Is this even possible? Any suggestions how to start it?
It is indeed possible; the task is known as "Dominant Element," and used for interviews and as a homework. Read the article below for a proper analysis; the solution itself is simple but not easy: proving that it indeed does what it promises is not quite trivial (unless of course you know the answer).
http://www.cse.iitk.ac.in/users/sbaswana/Courses/ESO211/problem.pdf
element x;
int count ← 0;
For(i = 0 to n − 1)
{
if(count == 0) { x ← A[i]; count ++; }
else if (A[i] == x) count ++;
else count −−
}
Check if x is dominant element by scanning array A.
Note though that the time is O(n), but as far as I'm aware, it is not possible to do it in one pass unless you know for sure there is a dominant element.
As of additional memory, you will need memory for i, the counter; x, the element to check and return; and count, the size of the imaginary working set. That's O(1) and is usually considered OK for such problems.
Moore describes the solution to this problem on his web site (with an example here).
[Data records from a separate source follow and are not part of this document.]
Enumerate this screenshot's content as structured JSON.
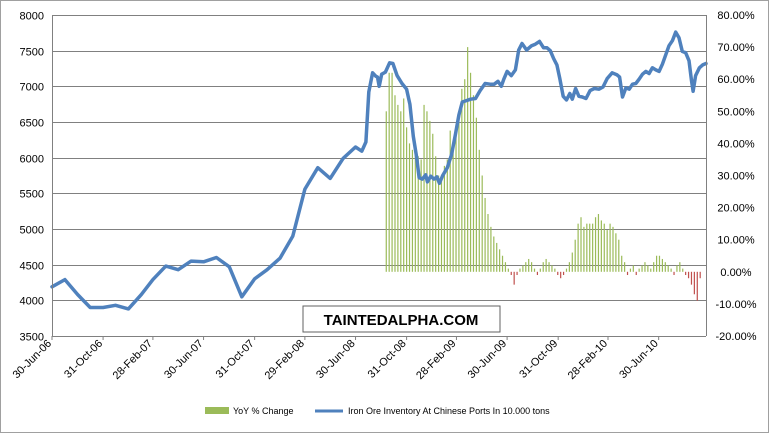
{
  "chart_data": {
    "type": "bar+line",
    "title": "",
    "watermark": "TAINTEDALPHA.COM",
    "x_tick_labels": [
      "30-Jun-06",
      "31-Oct-06",
      "28-Feb-07",
      "30-Jun-07",
      "31-Oct-07",
      "29-Feb-08",
      "30-Jun-08",
      "31-Oct-08",
      "28-Feb-09",
      "30-Jun-09",
      "31-Oct-09",
      "28-Feb-10",
      "30-Jun-10"
    ],
    "x_range": [
      "2006-06-30",
      "2010-10-22"
    ],
    "y_left": {
      "min": 3500,
      "max": 8000,
      "ticks": [
        3500,
        4000,
        4500,
        5000,
        5500,
        6000,
        6500,
        7000,
        7500,
        8000
      ]
    },
    "y_right": {
      "min": -20,
      "max": 80,
      "ticks": [
        -20,
        -10,
        0,
        10,
        20,
        30,
        40,
        50,
        60,
        70,
        80
      ],
      "format": "{v}.00%"
    },
    "grid": "horizontal",
    "legend_position": "bottom",
    "colors": {
      "line": "#4f81bd",
      "bar_positive": "#9bbb59",
      "bar_negative": "#c0504d",
      "grid": "#808080"
    },
    "series": [
      {
        "name": "YoY % Change",
        "type": "bar",
        "axis": "right",
        "points": [
          [
            "2008-09-12",
            50
          ],
          [
            "2008-09-19",
            62
          ],
          [
            "2008-09-26",
            62
          ],
          [
            "2008-10-03",
            55
          ],
          [
            "2008-10-10",
            52
          ],
          [
            "2008-10-17",
            50
          ],
          [
            "2008-10-24",
            54
          ],
          [
            "2008-10-31",
            45
          ],
          [
            "2008-11-07",
            40
          ],
          [
            "2008-11-14",
            38
          ],
          [
            "2008-11-21",
            37
          ],
          [
            "2008-11-28",
            36
          ],
          [
            "2008-12-05",
            35
          ],
          [
            "2008-12-12",
            52
          ],
          [
            "2008-12-19",
            50
          ],
          [
            "2008-12-26",
            47
          ],
          [
            "2009-01-02",
            43
          ],
          [
            "2009-01-09",
            36
          ],
          [
            "2009-01-16",
            30
          ],
          [
            "2009-01-23",
            30
          ],
          [
            "2009-01-30",
            33
          ],
          [
            "2009-02-06",
            35
          ],
          [
            "2009-02-13",
            44
          ],
          [
            "2009-02-20",
            40
          ],
          [
            "2009-02-27",
            45
          ],
          [
            "2009-03-06",
            50
          ],
          [
            "2009-03-13",
            57
          ],
          [
            "2009-03-20",
            60
          ],
          [
            "2009-03-27",
            70
          ],
          [
            "2009-04-03",
            62
          ],
          [
            "2009-04-10",
            55
          ],
          [
            "2009-04-17",
            48
          ],
          [
            "2009-04-24",
            38
          ],
          [
            "2009-05-01",
            30
          ],
          [
            "2009-05-08",
            23
          ],
          [
            "2009-05-15",
            18
          ],
          [
            "2009-05-22",
            14
          ],
          [
            "2009-05-29",
            11
          ],
          [
            "2009-06-05",
            9
          ],
          [
            "2009-06-12",
            7
          ],
          [
            "2009-06-19",
            5
          ],
          [
            "2009-06-26",
            3
          ],
          [
            "2009-07-03",
            1
          ],
          [
            "2009-07-10",
            -1
          ],
          [
            "2009-07-17",
            -4
          ],
          [
            "2009-07-24",
            -1
          ],
          [
            "2009-07-31",
            1
          ],
          [
            "2009-08-07",
            2
          ],
          [
            "2009-08-14",
            3
          ],
          [
            "2009-08-21",
            4
          ],
          [
            "2009-08-28",
            3
          ],
          [
            "2009-09-04",
            1
          ],
          [
            "2009-09-11",
            -1
          ],
          [
            "2009-09-18",
            1
          ],
          [
            "2009-09-25",
            3
          ],
          [
            "2009-10-02",
            4
          ],
          [
            "2009-10-09",
            3
          ],
          [
            "2009-10-16",
            2
          ],
          [
            "2009-10-23",
            1
          ],
          [
            "2009-10-30",
            -1
          ],
          [
            "2009-11-06",
            -2
          ],
          [
            "2009-11-13",
            -1
          ],
          [
            "2009-11-20",
            1
          ],
          [
            "2009-11-27",
            3
          ],
          [
            "2009-12-04",
            6
          ],
          [
            "2009-12-11",
            10
          ],
          [
            "2009-12-18",
            15
          ],
          [
            "2009-12-25",
            17
          ],
          [
            "2010-01-01",
            14
          ],
          [
            "2010-01-08",
            15
          ],
          [
            "2010-01-15",
            15
          ],
          [
            "2010-01-22",
            15
          ],
          [
            "2010-01-29",
            17
          ],
          [
            "2010-02-05",
            18
          ],
          [
            "2010-02-12",
            16
          ],
          [
            "2010-02-19",
            15
          ],
          [
            "2010-02-26",
            13
          ],
          [
            "2010-03-05",
            15
          ],
          [
            "2010-03-12",
            14
          ],
          [
            "2010-03-19",
            12
          ],
          [
            "2010-03-26",
            10
          ],
          [
            "2010-04-02",
            5
          ],
          [
            "2010-04-09",
            3
          ],
          [
            "2010-04-16",
            -1
          ],
          [
            "2010-04-23",
            1
          ],
          [
            "2010-04-30",
            2
          ],
          [
            "2010-05-07",
            -1
          ],
          [
            "2010-05-14",
            1
          ],
          [
            "2010-05-21",
            2
          ],
          [
            "2010-05-28",
            3
          ],
          [
            "2010-06-04",
            2
          ],
          [
            "2010-06-11",
            1
          ],
          [
            "2010-06-18",
            3
          ],
          [
            "2010-06-25",
            5
          ],
          [
            "2010-07-02",
            5
          ],
          [
            "2010-07-09",
            4
          ],
          [
            "2010-07-16",
            3
          ],
          [
            "2010-07-23",
            2
          ],
          [
            "2010-07-30",
            1
          ],
          [
            "2010-08-06",
            -1
          ],
          [
            "2010-08-13",
            2
          ],
          [
            "2010-08-20",
            3
          ],
          [
            "2010-08-27",
            1
          ],
          [
            "2010-09-03",
            -1
          ],
          [
            "2010-09-10",
            -2
          ],
          [
            "2010-09-17",
            -4
          ],
          [
            "2010-09-24",
            -7
          ],
          [
            "2010-10-01",
            -9
          ],
          [
            "2010-10-08",
            -2
          ]
        ]
      },
      {
        "name": "Iron Ore Inventory At Chinese Ports In 10.000 tons",
        "type": "line",
        "axis": "left",
        "points": [
          [
            "2006-06-30",
            4190
          ],
          [
            "2006-07-31",
            4290
          ],
          [
            "2006-08-31",
            4080
          ],
          [
            "2006-09-30",
            3900
          ],
          [
            "2006-10-31",
            3900
          ],
          [
            "2006-11-30",
            3930
          ],
          [
            "2006-12-31",
            3880
          ],
          [
            "2007-01-31",
            4080
          ],
          [
            "2007-02-28",
            4290
          ],
          [
            "2007-03-31",
            4480
          ],
          [
            "2007-04-30",
            4430
          ],
          [
            "2007-05-31",
            4550
          ],
          [
            "2007-06-30",
            4540
          ],
          [
            "2007-07-31",
            4600
          ],
          [
            "2007-08-31",
            4470
          ],
          [
            "2007-09-30",
            4050
          ],
          [
            "2007-10-31",
            4300
          ],
          [
            "2007-11-30",
            4430
          ],
          [
            "2007-12-31",
            4590
          ],
          [
            "2008-01-31",
            4900
          ],
          [
            "2008-02-29",
            5560
          ],
          [
            "2008-03-31",
            5860
          ],
          [
            "2008-04-30",
            5710
          ],
          [
            "2008-05-31",
            5990
          ],
          [
            "2008-06-30",
            6150
          ],
          [
            "2008-07-15",
            6090
          ],
          [
            "2008-07-25",
            6220
          ],
          [
            "2008-08-01",
            6920
          ],
          [
            "2008-08-10",
            7190
          ],
          [
            "2008-08-18",
            7140
          ],
          [
            "2008-08-22",
            7130
          ],
          [
            "2008-08-26",
            7000
          ],
          [
            "2008-09-01",
            7170
          ],
          [
            "2008-09-10",
            7200
          ],
          [
            "2008-09-20",
            7330
          ],
          [
            "2008-09-28",
            7320
          ],
          [
            "2008-10-08",
            7150
          ],
          [
            "2008-10-20",
            7040
          ],
          [
            "2008-10-31",
            6960
          ],
          [
            "2008-11-08",
            6750
          ],
          [
            "2008-11-16",
            6300
          ],
          [
            "2008-11-24",
            6010
          ],
          [
            "2008-11-30",
            5720
          ],
          [
            "2008-12-08",
            5700
          ],
          [
            "2008-12-16",
            5760
          ],
          [
            "2008-12-20",
            5660
          ],
          [
            "2008-12-28",
            5740
          ],
          [
            "2009-01-05",
            5700
          ],
          [
            "2009-01-12",
            5730
          ],
          [
            "2009-01-18",
            5640
          ],
          [
            "2009-01-26",
            5750
          ],
          [
            "2009-02-06",
            5860
          ],
          [
            "2009-02-16",
            6040
          ],
          [
            "2009-02-26",
            6340
          ],
          [
            "2009-03-06",
            6600
          ],
          [
            "2009-03-14",
            6780
          ],
          [
            "2009-03-24",
            6800
          ],
          [
            "2009-04-03",
            6820
          ],
          [
            "2009-04-15",
            6830
          ],
          [
            "2009-04-26",
            6940
          ],
          [
            "2009-05-08",
            7040
          ],
          [
            "2009-05-20",
            7030
          ],
          [
            "2009-05-30",
            7030
          ],
          [
            "2009-06-08",
            7070
          ],
          [
            "2009-06-16",
            7000
          ],
          [
            "2009-06-22",
            7100
          ],
          [
            "2009-06-30",
            7210
          ],
          [
            "2009-07-10",
            7150
          ],
          [
            "2009-07-20",
            7230
          ],
          [
            "2009-07-28",
            7510
          ],
          [
            "2009-08-05",
            7600
          ],
          [
            "2009-08-16",
            7510
          ],
          [
            "2009-08-28",
            7570
          ],
          [
            "2009-09-06",
            7590
          ],
          [
            "2009-09-16",
            7630
          ],
          [
            "2009-09-26",
            7540
          ],
          [
            "2009-10-04",
            7540
          ],
          [
            "2009-10-12",
            7500
          ],
          [
            "2009-10-20",
            7390
          ],
          [
            "2009-10-28",
            7300
          ],
          [
            "2009-11-04",
            7110
          ],
          [
            "2009-11-12",
            6860
          ],
          [
            "2009-11-20",
            6810
          ],
          [
            "2009-11-28",
            6900
          ],
          [
            "2009-12-04",
            6820
          ],
          [
            "2009-12-12",
            6970
          ],
          [
            "2009-12-20",
            6860
          ],
          [
            "2009-12-28",
            6850
          ],
          [
            "2010-01-06",
            6830
          ],
          [
            "2010-01-16",
            6940
          ],
          [
            "2010-01-26",
            6970
          ],
          [
            "2010-02-06",
            6960
          ],
          [
            "2010-02-16",
            6990
          ],
          [
            "2010-02-26",
            7110
          ],
          [
            "2010-03-10",
            7190
          ],
          [
            "2010-03-22",
            7160
          ],
          [
            "2010-03-28",
            7130
          ],
          [
            "2010-04-04",
            6850
          ],
          [
            "2010-04-12",
            6980
          ],
          [
            "2010-04-20",
            6960
          ],
          [
            "2010-04-28",
            7030
          ],
          [
            "2010-05-06",
            7040
          ],
          [
            "2010-05-14",
            7100
          ],
          [
            "2010-05-22",
            7170
          ],
          [
            "2010-05-30",
            7210
          ],
          [
            "2010-06-07",
            7180
          ],
          [
            "2010-06-15",
            7260
          ],
          [
            "2010-06-23",
            7230
          ],
          [
            "2010-07-01",
            7210
          ],
          [
            "2010-07-09",
            7310
          ],
          [
            "2010-07-17",
            7440
          ],
          [
            "2010-07-25",
            7570
          ],
          [
            "2010-08-02",
            7640
          ],
          [
            "2010-08-10",
            7760
          ],
          [
            "2010-08-18",
            7680
          ],
          [
            "2010-08-26",
            7490
          ],
          [
            "2010-09-03",
            7470
          ],
          [
            "2010-09-11",
            7360
          ],
          [
            "2010-09-17",
            7080
          ],
          [
            "2010-09-21",
            6930
          ],
          [
            "2010-09-27",
            7150
          ],
          [
            "2010-10-06",
            7260
          ],
          [
            "2010-10-14",
            7300
          ],
          [
            "2010-10-22",
            7320
          ]
        ]
      }
    ]
  }
}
Edit: Here is some Java code demonstrating the algorithm as described:
public class Majority
{
public static void main(String[] args)
{
int[]a = new int[]{4, 4, 3, 5, 5, 5, 5, 5, 5, 6};
int count = 0;
int candidateIndex = 0;
for (int i = 0; i < a.length; i++)
{
if (count == 0)
{
candidateIndex = i;
count++;
}
else
{
if (a[i] == a[candidateIndex])
count++;
else
count--;
}
}
System.out.println("Majority element: " + a[candidateIndex]);
}
}
After you get your candidateIndex, you can iterate though the array again to verify that it indeed occurs more than N / 2 times.